Final Fantasy VI: Time Limits
I’m progressing slowly, but I’m progressing. The latest roadblock is a scene with a time limit, recuing a child from a house that’s about to collapse. I don’t particularly like time limits at the best of times, and it seems to me that the Final Fantasy games have aspects that make them particularly annoying. Random encounters are delays, and they’re delays that crop up unpredicatably and uncontrollably while you’re trying to do something else. It makes me impatient, and once I’m impatient, I start bristling at little things like the seconds spent on uninterruptible UI actions like bringing up the combat interface and shutting it down again.
It follows pretty close on the heels of another timed sequence, too: the escape from the Floating Continent. There have been time limits in other Final Fantasy games, but not with this density. That escape wasn’t so bad, though, because the fights were winnable quickly: there was usually only one foe, so everyone dogpiled on and wiped him out without having to wait for their ATB timers to fill up a second time. In the new one, I only have one character to use, and she has to take on multiple foes at once. The closest thing I have to a power that can wipe out an entire group at once is the Esper summons, and if I use those, I have to sit through an impatience-aggravating summon animation. It may actually be worthwhile to run away from battles for once.

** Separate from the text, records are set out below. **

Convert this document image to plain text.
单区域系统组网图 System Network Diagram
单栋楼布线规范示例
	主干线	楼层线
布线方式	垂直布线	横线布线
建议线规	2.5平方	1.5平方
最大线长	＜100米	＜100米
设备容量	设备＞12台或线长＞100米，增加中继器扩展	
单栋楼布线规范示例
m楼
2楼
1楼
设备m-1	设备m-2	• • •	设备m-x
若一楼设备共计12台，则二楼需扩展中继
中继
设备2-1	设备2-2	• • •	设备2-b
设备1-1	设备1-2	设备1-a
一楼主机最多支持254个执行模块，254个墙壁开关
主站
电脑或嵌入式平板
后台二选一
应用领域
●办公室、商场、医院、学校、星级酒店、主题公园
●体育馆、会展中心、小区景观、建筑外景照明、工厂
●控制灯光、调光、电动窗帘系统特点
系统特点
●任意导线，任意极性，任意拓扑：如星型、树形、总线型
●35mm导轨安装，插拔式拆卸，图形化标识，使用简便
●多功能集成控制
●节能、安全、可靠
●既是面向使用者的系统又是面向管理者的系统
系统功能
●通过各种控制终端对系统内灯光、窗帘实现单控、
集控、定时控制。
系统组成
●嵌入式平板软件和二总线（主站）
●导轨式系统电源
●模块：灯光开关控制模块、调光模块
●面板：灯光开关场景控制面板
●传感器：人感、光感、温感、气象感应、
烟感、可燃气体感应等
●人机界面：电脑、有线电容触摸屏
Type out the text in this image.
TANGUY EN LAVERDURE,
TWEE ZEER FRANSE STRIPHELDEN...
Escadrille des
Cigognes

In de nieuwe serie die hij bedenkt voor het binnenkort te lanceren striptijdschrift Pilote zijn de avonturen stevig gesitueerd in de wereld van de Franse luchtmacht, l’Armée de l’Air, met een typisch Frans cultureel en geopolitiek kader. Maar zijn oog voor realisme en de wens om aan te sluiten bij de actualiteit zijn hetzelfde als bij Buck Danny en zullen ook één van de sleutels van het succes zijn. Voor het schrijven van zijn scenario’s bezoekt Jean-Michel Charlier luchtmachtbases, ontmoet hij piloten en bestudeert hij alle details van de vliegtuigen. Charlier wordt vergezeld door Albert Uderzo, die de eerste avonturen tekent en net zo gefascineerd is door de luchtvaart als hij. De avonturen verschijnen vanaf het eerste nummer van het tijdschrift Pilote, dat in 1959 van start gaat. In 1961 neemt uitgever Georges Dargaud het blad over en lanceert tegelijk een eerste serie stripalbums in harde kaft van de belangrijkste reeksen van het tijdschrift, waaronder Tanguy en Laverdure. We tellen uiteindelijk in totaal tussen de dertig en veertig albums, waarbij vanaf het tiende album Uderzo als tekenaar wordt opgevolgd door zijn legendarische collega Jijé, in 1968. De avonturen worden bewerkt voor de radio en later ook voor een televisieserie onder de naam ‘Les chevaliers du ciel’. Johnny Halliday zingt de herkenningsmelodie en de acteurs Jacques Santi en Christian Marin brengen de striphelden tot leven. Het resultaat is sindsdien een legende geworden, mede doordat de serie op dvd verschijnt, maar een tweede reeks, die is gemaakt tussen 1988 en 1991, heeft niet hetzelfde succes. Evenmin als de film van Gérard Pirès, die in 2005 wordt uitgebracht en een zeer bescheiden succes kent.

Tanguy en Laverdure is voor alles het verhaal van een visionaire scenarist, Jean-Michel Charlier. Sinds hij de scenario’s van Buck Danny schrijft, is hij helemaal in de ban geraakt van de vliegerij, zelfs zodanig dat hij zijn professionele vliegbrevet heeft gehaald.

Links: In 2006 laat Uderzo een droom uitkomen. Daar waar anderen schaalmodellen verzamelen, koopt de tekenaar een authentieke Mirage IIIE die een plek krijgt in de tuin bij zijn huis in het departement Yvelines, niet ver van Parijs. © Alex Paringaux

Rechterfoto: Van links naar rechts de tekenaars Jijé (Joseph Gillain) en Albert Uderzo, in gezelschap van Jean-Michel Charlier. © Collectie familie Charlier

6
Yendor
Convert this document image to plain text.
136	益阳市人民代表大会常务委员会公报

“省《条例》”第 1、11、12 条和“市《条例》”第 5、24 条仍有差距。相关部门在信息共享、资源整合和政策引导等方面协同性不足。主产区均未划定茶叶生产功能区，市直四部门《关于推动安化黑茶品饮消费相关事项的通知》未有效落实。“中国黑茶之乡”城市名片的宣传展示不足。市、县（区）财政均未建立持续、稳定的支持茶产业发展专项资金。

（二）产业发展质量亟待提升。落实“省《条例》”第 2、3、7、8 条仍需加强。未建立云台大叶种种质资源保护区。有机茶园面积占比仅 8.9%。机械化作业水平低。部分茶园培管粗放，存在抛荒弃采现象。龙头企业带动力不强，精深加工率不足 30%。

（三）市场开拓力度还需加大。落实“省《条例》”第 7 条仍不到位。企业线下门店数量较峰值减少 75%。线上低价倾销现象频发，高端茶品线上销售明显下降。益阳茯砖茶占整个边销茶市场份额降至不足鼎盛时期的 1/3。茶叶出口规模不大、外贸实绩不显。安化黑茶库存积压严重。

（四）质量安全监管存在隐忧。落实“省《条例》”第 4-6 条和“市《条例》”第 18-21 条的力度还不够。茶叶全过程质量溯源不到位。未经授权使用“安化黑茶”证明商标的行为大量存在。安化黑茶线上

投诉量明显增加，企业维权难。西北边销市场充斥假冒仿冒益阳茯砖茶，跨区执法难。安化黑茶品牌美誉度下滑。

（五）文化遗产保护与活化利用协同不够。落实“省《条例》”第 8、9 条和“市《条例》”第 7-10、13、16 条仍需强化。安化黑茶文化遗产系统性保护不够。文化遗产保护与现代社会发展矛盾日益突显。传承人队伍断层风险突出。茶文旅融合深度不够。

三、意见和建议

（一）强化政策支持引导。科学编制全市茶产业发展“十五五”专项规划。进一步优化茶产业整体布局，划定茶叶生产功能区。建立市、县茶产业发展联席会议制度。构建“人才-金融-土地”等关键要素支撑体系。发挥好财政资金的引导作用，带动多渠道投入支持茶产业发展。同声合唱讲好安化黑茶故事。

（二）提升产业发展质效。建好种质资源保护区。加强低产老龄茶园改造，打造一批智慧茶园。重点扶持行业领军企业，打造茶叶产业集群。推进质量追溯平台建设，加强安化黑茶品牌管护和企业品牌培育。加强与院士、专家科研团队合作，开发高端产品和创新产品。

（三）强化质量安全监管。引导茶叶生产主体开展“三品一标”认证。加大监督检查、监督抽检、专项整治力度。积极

That sort of thing – not the time limits, which I never got to, but simply the random encounter frequency interrupting things I was trying to do way too often – is why I never came close to finishing FFVI. Pity, but there it is.
There are definitely time limits in 7 that are similarly annoying – your clock ticks down while Cloud is waving his stupid sword, and during the loading time between battles. I think 9 has one or two time limits too. One is during a minigame, so you can opt out if you want, but it’s still annoying when you change screens and you lose two or three seconds while the game is loading a new area.